A principios de los 80, estas obras cruzan el Pacífico en discos y revistas importadas. Y allí, en oficinas de Tokio y Kyoto, ocurre un fenómeno silencioso: los diseñadores japoneses no copian el RPG occidental, lo transforman.

En Japón, Wizardry no era una simple referencia: era una biblia. Su estructura por turnos y mazmorras inspiró Dragon Quest y, más tarde, Final Fantasy. Pero los japoneses aportaron algo nuevo: emoción estructural, melodía, accesibilidad, arco heroico.

Donde el WRPG veía matemáticas, el JRPG vio destino.

El rol dejaba de preguntarse «¿qué puedes hacer?» y empezaba a preguntar «¿quién eres en esta historia?»

Y así, la bifurcación quedó sellada:

Herencia occidentalHerencia japonesa
Sistemas abiertos, elecciones, moralHistoria, personajes, épica emocional
Libertad de mundoDirección autoral
Caos sistémicoEstructura narrativa

Ambas escuelas nacieron del mismo dragón, pero caminaron hacia montañas distintas.

El ciclo de retorno

Décadas después, esos árboles genealógicos volverían a entrelazarse:
Final Fantasy XII abrazando sistemas occidentales; Skyrim buscando la épica emocional japonesa; Dark Souls reinterpretando la crueldad matemática de Wizardry para una generación sin manuales de instrucciones.
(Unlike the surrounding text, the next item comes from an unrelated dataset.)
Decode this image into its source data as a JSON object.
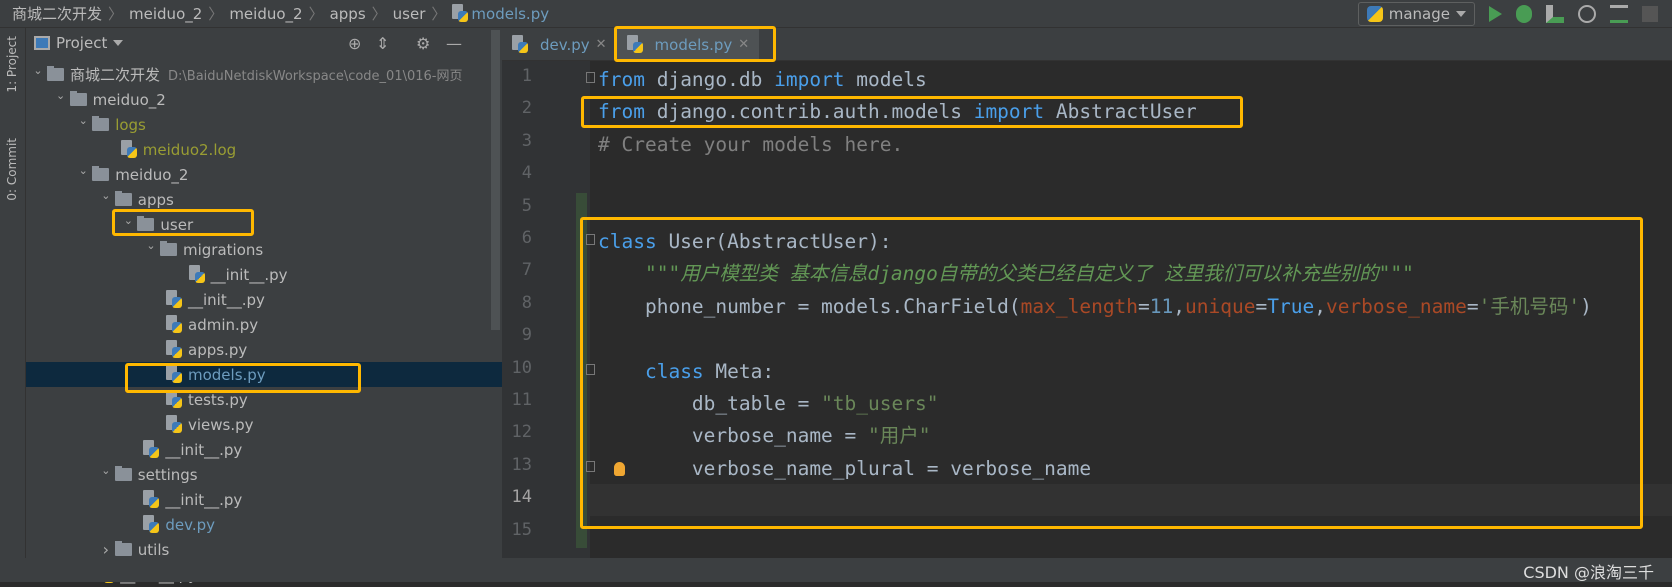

El RPG ya no era una ecuación ni un cuento: era una identidad cultural compartida.

El salto a los 90: del pixel al vértigo cósmico

Los años 90 irrumpieron en el paisaje lúdico como una tormenta eléctrica sobre un bosque en calma. El mundo dejó atrás la inocencia cuadriculada de los 8 bits para abrazar un nuevo pulso: más ancho, más profundo, casi geológico. Los 16 bits no fueron simplemente un aumento muscular, sino una brújula estética que empujó a los videojuegos hacia el mito, el drama y la arquitectura emocional. Si los 80 eran la infancia, los 90 fueron la adolescencia: turbulenta, grandiosa, llena de descubrimientos que aún resuenan como ecos astrales.
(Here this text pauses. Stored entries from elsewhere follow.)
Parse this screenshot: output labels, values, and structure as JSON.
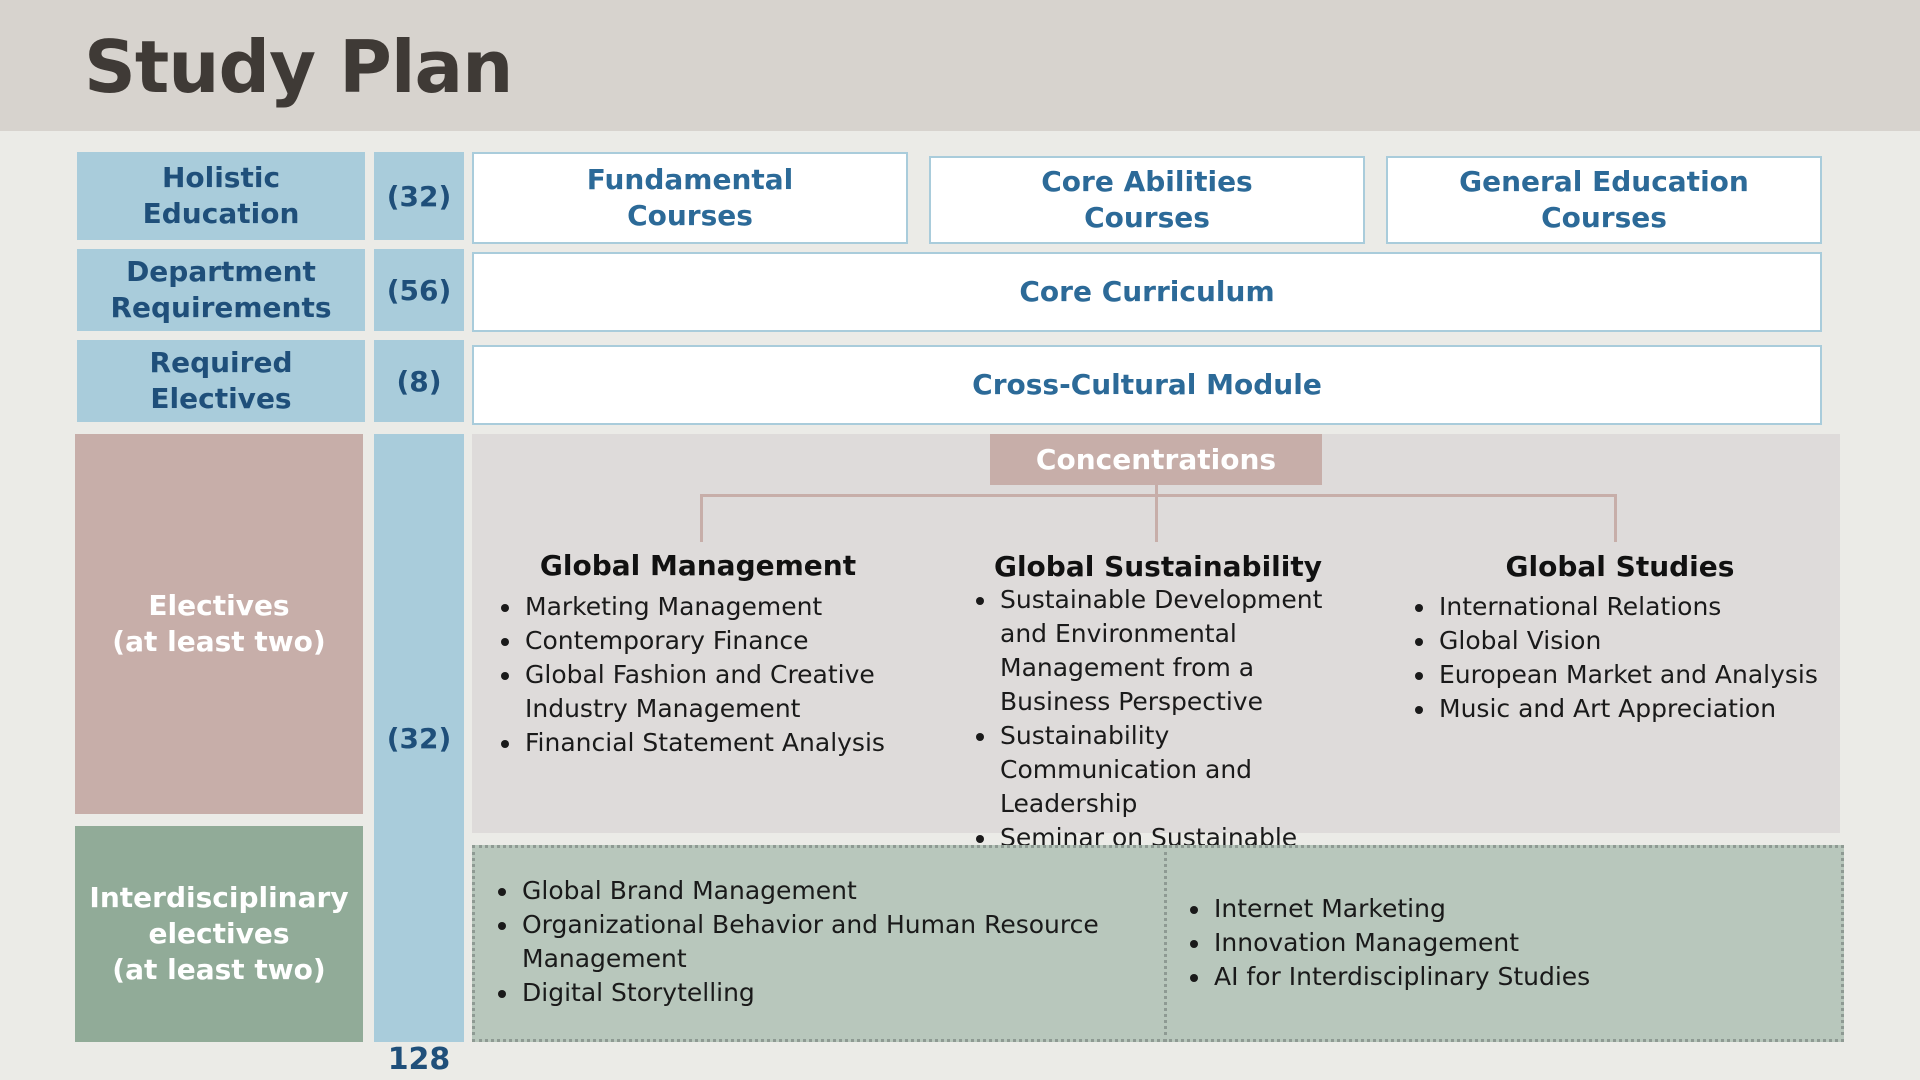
{
  "title": "Study Plan",
  "categories": [
    {
      "label": "Holistic\nEducation",
      "credits": "(32)"
    },
    {
      "label": "Department\nRequirements",
      "credits": "(56)"
    },
    {
      "label": "Required\nElectives",
      "credits": "(8)"
    },
    {
      "label": "Electives\n(at least two)"
    },
    {
      "label": "Interdisciplinary\nelectives\n(at least two)"
    }
  ],
  "electives_credits": "(32)",
  "holistic_boxes": [
    "Fundamental\nCourses",
    "Core Abilities\nCourses",
    "General Education\nCourses"
  ],
  "core_curriculum": "Core Curriculum",
  "cross_cultural": "Cross-Cultural Module",
  "concentrations_label": "Concentrations",
  "concentrations": [
    {
      "name": "Global Management",
      "courses": [
        "Marketing Management",
        "Contemporary Finance",
        "Global Fashion and Creative Industry Management",
        "Financial Statement Analysis"
      ]
    },
    {
      "name": "Global Sustainability",
      "courses": [
        "Sustainable Development and Environmental Management from a Business Perspective",
        "Sustainability Communication and Leadership",
        "Seminar on Sustainable Development"
      ]
    },
    {
      "name": "Global Studies",
      "courses": [
        "International Relations",
        "Global Vision",
        "European Market and Analysis",
        "Music and Art Appreciation"
      ]
    }
  ],
  "interdisciplinary_left": [
    "Global Brand Management",
    "Organizational Behavior and Human Resource Management",
    "Digital Storytelling"
  ],
  "interdisciplinary_right": [
    "Internet Marketing",
    "Innovation Management",
    "AI for Interdisciplinary Studies"
  ],
  "total_credits": "128",
  "colors": {
    "header_bg": "#d7d3ce",
    "page_bg": "#ebebe7",
    "blue_block": "#a9ccdb",
    "navy_text": "#1f4f7a",
    "rose": "#c7aea9",
    "sage": "#91ab98",
    "concentration_panel": "#dedbda",
    "interdisciplinary_panel": "#b8c7bc"
  }
}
La era dorada del JRPG: cuando los sueños aprendieron a doler

Con los 16 bits también llegó un fenómeno casi litúrgico: la consolidación del JRPG como templo emocional del videojuego. Aquellos mundos no se limitaban a entretener; buscaban tallar cicatrices en el jugador, recordarle que la fantasía también puede ser un animal trágico.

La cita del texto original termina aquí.